Democratic Republic of the Congo - Wildfire Risk Map

Wildfire Index of the Democratic Republic of the Congo is a spatial risk assessment project analyzing wildfire susceptibility across the country under current environmental and human-influenced conditions.

A wildfire index is a numerical indicator that estimates the likelihood of fires starting, spreading, and intensifying based on environmental drivers. The DRC Wildfire Index applies this concept through a composite risk model that quantifies wildfire vulnerability across the national territory.

The index integrates multiple environmental and anthropogenic factors—including historical fire frequency, land surface temperature (fire weather), vegetation condition, population density, and terrain slope—into a single normalized scale from 0 (low risk) to 1 (high risk). Each variable is weighted according to its relative influence on fire behavior: historical fires (25%), fire weather (25%), vegetation (20%), population density (15%), and terrain characteristics (15%).

Developed using a weighted linear combination methodology, the index provides a spatially explicit, data-driven framework for identifying areas most exposed to wildfire risk.
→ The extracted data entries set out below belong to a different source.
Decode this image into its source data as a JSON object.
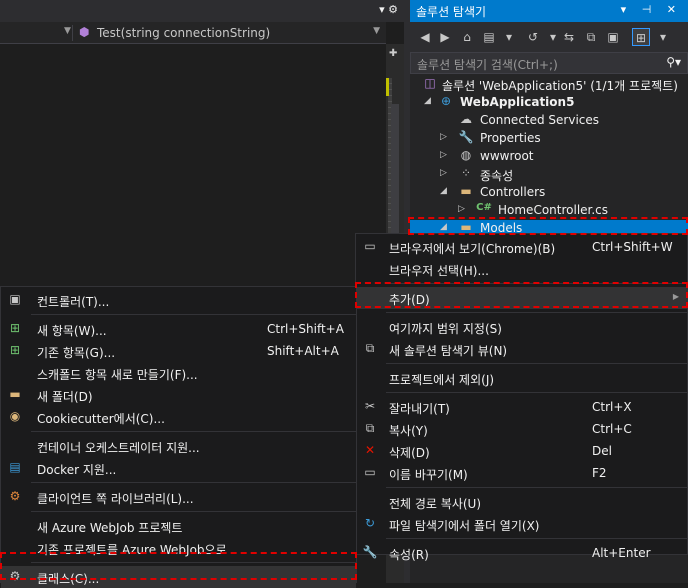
{
  "editor": {
    "method_signature": "Test(string connectionString)"
  },
  "solution_explorer": {
    "title": "솔루션 탐색기",
    "search_placeholder": "솔루션 탐색기 검색(Ctrl+;)",
    "tree": [
      {
        "label": "솔루션 'WebApplication5' (1/1개 프로젝트)",
        "icon": "solution-icon"
      },
      {
        "label": "WebApplication5",
        "icon": "web-project-icon"
      },
      {
        "label": "Connected Services",
        "icon": "cloud-icon"
      },
      {
        "label": "Properties",
        "icon": "wrench-icon"
      },
      {
        "label": "wwwroot",
        "icon": "globe-icon"
      },
      {
        "label": "종속성",
        "icon": "dependencies-icon"
      },
      {
        "label": "Controllers",
        "icon": "folder-icon"
      },
      {
        "label": "HomeController.cs",
        "icon": "csharp-file-icon"
      },
      {
        "label": "Models",
        "icon": "folder-icon"
      }
    ]
  },
  "context_menu": {
    "items": [
      {
        "label": "브라우저에서 보기(Chrome)(B)",
        "shortcut": "Ctrl+Shift+W"
      },
      {
        "label": "브라우저 선택(H)...",
        "shortcut": ""
      },
      {
        "label": "추가(D)",
        "shortcut": ""
      },
      {
        "label": "여기까지 범위 지정(S)",
        "shortcut": ""
      },
      {
        "label": "새 솔루션 탐색기 뷰(N)",
        "shortcut": ""
      },
      {
        "label": "프로젝트에서 제외(J)",
        "shortcut": ""
      },
      {
        "label": "잘라내기(T)",
        "shortcut": "Ctrl+X"
      },
      {
        "label": "복사(Y)",
        "shortcut": "Ctrl+C"
      },
      {
        "label": "삭제(D)",
        "shortcut": "Del"
      },
      {
        "label": "이름 바꾸기(M)",
        "shortcut": "F2"
      },
      {
        "label": "전체 경로 복사(U)",
        "shortcut": ""
      },
      {
        "label": "파일 탐색기에서 폴더 열기(X)",
        "shortcut": ""
      },
      {
        "label": "속성(R)",
        "shortcut": "Alt+Enter"
      }
    ]
  },
  "add_submenu": {
    "items": [
      {
        "label": "컨트롤러(T)...",
        "shortcut": ""
      },
      {
        "label": "새 항목(W)...",
        "shortcut": "Ctrl+Shift+A"
      },
      {
        "label": "기존 항목(G)...",
        "shortcut": "Shift+Alt+A"
      },
      {
        "label": "스캐폴드 항목 새로 만들기(F)...",
        "shortcut": ""
      },
      {
        "label": "새 폴더(D)",
        "shortcut": ""
      },
      {
        "label": "Cookiecutter에서(C)...",
        "shortcut": ""
      },
      {
        "label": "컨테이너 오케스트레이터 지원...",
        "shortcut": ""
      },
      {
        "label": "Docker 지원...",
        "shortcut": ""
      },
      {
        "label": "클라이언트 쪽 라이브러리(L)...",
        "shortcut": ""
      },
      {
        "label": "새 Azure WebJob 프로젝트",
        "shortcut": ""
      },
      {
        "label": "기존 프로젝트를 Azure WebJob으로",
        "shortcut": ""
      },
      {
        "label": "클래스(C)...",
        "shortcut": ""
      }
    ]
  },
  "colors": {
    "accent": "#007acc",
    "highlight_box": "#e00000"
  }
}
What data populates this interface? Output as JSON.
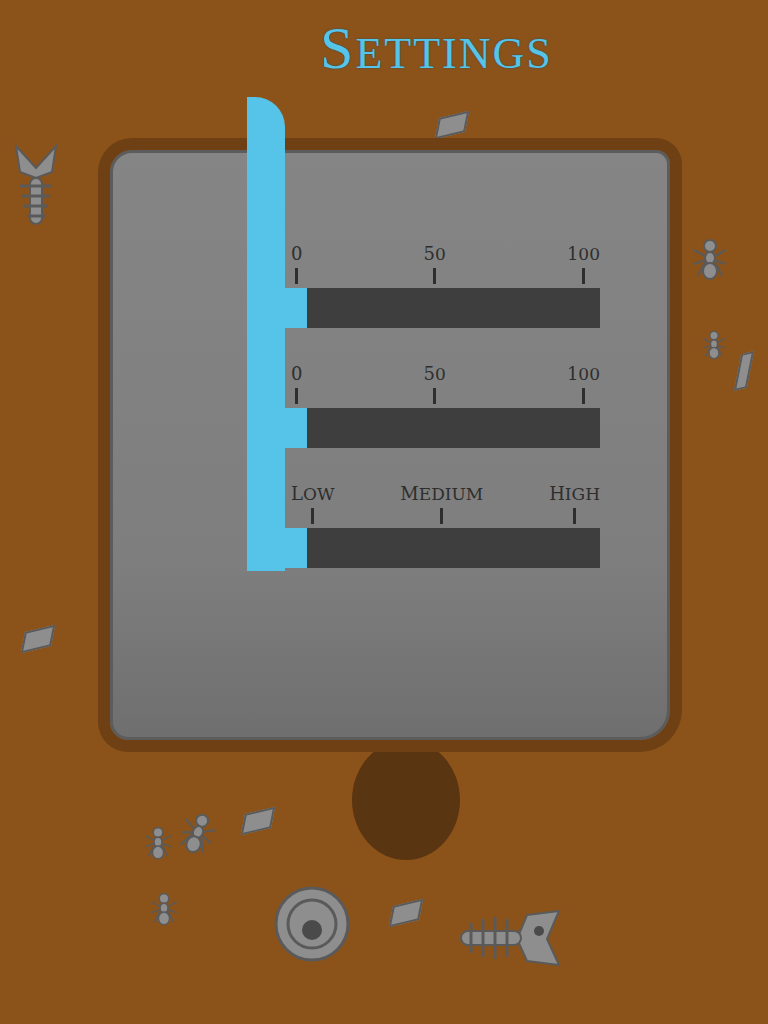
{
  "title": "SETTINGS",
  "sliders": [
    {
      "ticks": [
        "0",
        "50",
        "100"
      ],
      "level": 0
    },
    {
      "ticks": [
        "0",
        "50",
        "100"
      ],
      "level": 0
    },
    {
      "ticks": [
        "LOW",
        "MEDIUM",
        "HIGH"
      ],
      "level": 0
    }
  ]
}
It supports decision-makers, land managers, and emergency response agencies in prioritizing monitoring efforts, allocating resources, and designing targeted prevention strategies.

The project relies on freely available NASA Earth observation data, including MODIS satellite products and SRTM elevation models, processed with open-source geospatial tools to ensure transparency, reproducibility, and applicability in contexts such as the DRC, where limited ground-based monitoring infrastructure makes satellite-based analysis essential.